Now, 60 years later and 10 years since the last Space Shuttle flight, the first SpaceX manned flight to the International Space Station reminds us that any big accomplishment requires big risks.
Climbing on top of a huge, fiery rocket even in the year 2020 is maybe the biggest risk!
The early years of space travel directly led to some life changing inventions, like personal computers, cell phones, artificial limbs, scratch resistant lenses, memory foam and the computer mouse. Our lives were made better because of the risks those engineers and astronauts were willing to take.
This next stage of space travel is likely to bring us even more impressive technology.
But space exploration is about much more than cool inventions. It’s concrete proof that the American spirit of excellence is alive and well, this time working in a unique public-private partnership with NASA.
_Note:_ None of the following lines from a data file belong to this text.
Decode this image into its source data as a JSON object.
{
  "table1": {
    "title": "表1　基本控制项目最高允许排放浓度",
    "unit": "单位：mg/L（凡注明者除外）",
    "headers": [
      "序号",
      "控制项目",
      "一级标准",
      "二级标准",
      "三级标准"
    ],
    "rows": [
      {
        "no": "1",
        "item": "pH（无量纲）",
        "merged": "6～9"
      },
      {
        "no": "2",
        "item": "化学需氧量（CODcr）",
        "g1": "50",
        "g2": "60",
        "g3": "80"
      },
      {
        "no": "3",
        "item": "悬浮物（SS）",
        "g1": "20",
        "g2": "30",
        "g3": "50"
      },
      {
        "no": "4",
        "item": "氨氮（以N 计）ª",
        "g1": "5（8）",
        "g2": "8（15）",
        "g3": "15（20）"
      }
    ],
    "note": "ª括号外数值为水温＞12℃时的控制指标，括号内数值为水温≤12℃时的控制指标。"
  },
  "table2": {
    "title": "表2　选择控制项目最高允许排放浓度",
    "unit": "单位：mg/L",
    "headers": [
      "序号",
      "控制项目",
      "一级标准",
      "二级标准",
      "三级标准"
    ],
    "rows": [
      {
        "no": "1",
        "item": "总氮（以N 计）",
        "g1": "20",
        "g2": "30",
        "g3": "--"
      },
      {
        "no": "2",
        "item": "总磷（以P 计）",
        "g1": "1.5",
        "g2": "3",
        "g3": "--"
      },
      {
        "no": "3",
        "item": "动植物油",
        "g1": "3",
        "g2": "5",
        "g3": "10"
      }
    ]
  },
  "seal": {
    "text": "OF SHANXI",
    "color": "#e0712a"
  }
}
The American drive to explore has always been defined by us taking huge risks, like traveling west in rickety horse drawn wagons or flying a single engine plane solo across the Atlantic Ocean for the first time. We still salute that pioneering spirit.
Now the men and women bringing the American space program back from the dead can reach for farther frontiers: like going back to the moon, and then to Mars.
The design, production and successful launch of a 21st Century space capsule and returning its first-stage rocket to be reused in another flight, is a tremendous accomplishment. SpaceX and NASA’s newest success ought to give us all hope and confidence to take on risk ourselves so we can live our lives on earth to the fullest right now.